Michelle Marks via NaturalHealth365 – Changes in healthy lung tissue can be an early signal that the lung is preparing to receive breast cancer cells that are metastasizing — spreading to other organs.
This is the breakthrough finding of a study from researchers at Israel’s Tel Aviv University, Sheba Medical Center, Tel Aviv Sourasky Medical Center and Weizmann Institute of Science.
In many types of cancers, including breast cancer, the main cause of death is when the cancer cells metastasize and proliferate in essential organs. Metastases may appear after several years even after surgical removal of the primary tumor, chemotherapy and radiation.
Methods currently available locate metastases only when they are quite large – when the disease is at an advanced stage, and there are few treatment options.
Prof. Neta Erez, chair of pathology at TAU’s Sackler Faculty of Medicine, previously discovered that designated tissues in organs where the metastases are set to arrive prepare a hospitable environment for them, long before the appearance of the metastasized cells.
In the present study, Erez and her research team searched for signs of these changes, which may be used in the future to identify the start of the process. They focused on connective tissue cells, known as fibroblasts, in the lungs of lab mice with a model of breast cancer.
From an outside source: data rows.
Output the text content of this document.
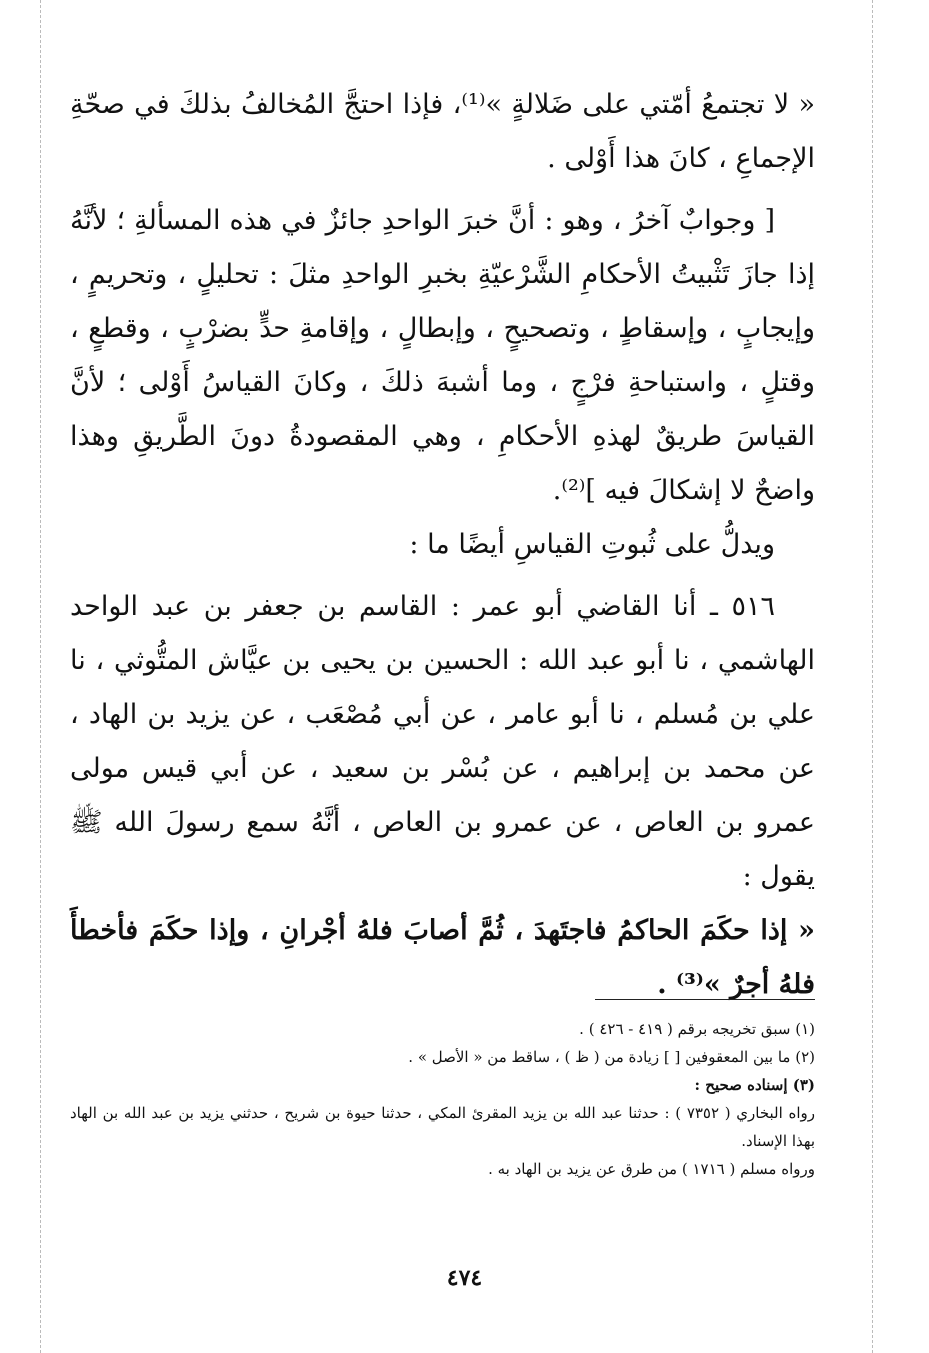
« لا تجتمعُ أمّتي على ضَلالةٍ »⁽¹⁾، فإذا احتجَّ المُخالفُ بذلكَ في صحّةِ الإجماعِ ، كانَ هذا أَوْلى .

[ وجوابٌ آخرُ ، وهو : أنَّ خبرَ الواحدِ جائزٌ في هذه المسألةِ ؛ لأنَّهُ إذا جازَ تَثْبيتُ الأحكامِ الشَّرْعيّةِ بخبرِ الواحدِ مثلَ : تحليلٍ ، وتحريمٍ ، وإيجابٍ ، وإسقاطٍ ، وتصحيحٍ ، وإبطالٍ ، وإقامةِ حدٍّ بضرْبٍ ، وقطعٍ ، وقتلٍ ، واستباحةِ فرْجٍ ، وما أشبهَ ذلكَ ، وكانَ القياسُ أَوْلى ؛ لأنَّ القياسَ طريقٌ لهذهِ الأحكامِ ، وهي المقصودةُ دونَ الطَّريقِ وهذا واضحٌ لا إشكالَ فيه ]⁽²⁾.

ويدلُّ على ثُبوتِ القياسِ أيضًا ما :

٥١٦ ـ أنا القاضي أبو عمر : القاسم بن جعفر بن عبد الواحد الهاشمي ، نا أبو عبد الله : الحسين بن يحيى بن عيَّاش المتُّوثي ، نا علي بن مُسلم ، نا أبو عامر ، عن أبي مُصْعَب ، عن يزيد بن الهاد ، عن محمد بن إبراهيم ، عن بُسْر بن سعيد ، عن أبي قيس مولى عمرو بن العاص ، عن عمرو بن العاص ، أنَّهُ سمع رسولَ الله ﷺ يقول :

« إذا حكَمَ الحاكمُ فاجتَهدَ ، ثُمَّ أصابَ فلهُ أجْرانِ ، وإذا حكَمَ فأخطأَ فلهُ أجرٌ »⁽³⁾ .

(١) سبق تخريجه برقم ( ٤١٩ - ٤٢٦ ) .

(٢) ما بين المعقوفين [ ] زيادة من ( ظ ) ، ساقط من « الأصل » .

(٣) إسناده صحيح :

رواه البخاري ( ٧٣٥٢ ) : حدثنا عبد الله بن يزيد المقرئ المكي ، حدثنا حيوة بن شريح ، حدثني يزيد بن عبد الله بن الهاد بهذا الإسناد.

ورواه مسلم ( ١٧١٦ ) من طرق عن يزيد بن الهاد به .

٤٧٤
“In a normal situation, fibroblasts play a central role in healing wounds and injury to the lungs, but recent studies revealed that cancer is successful in recruiting them and causing them to produce a supportive environment for it,” Erez said.
As described in the journal eLife, the scientists also identified the proteins that initiate the preparation processes in fibroblasts.
“We believe that in the future, our findings can aid in the identification of the metastatic process even before the disseminated cancer cells thrive and colonize the metastatic organ, with the purpose of providing prophylactic treatment. Such treatment may save the lives of millions of people worldwide,” Erez said.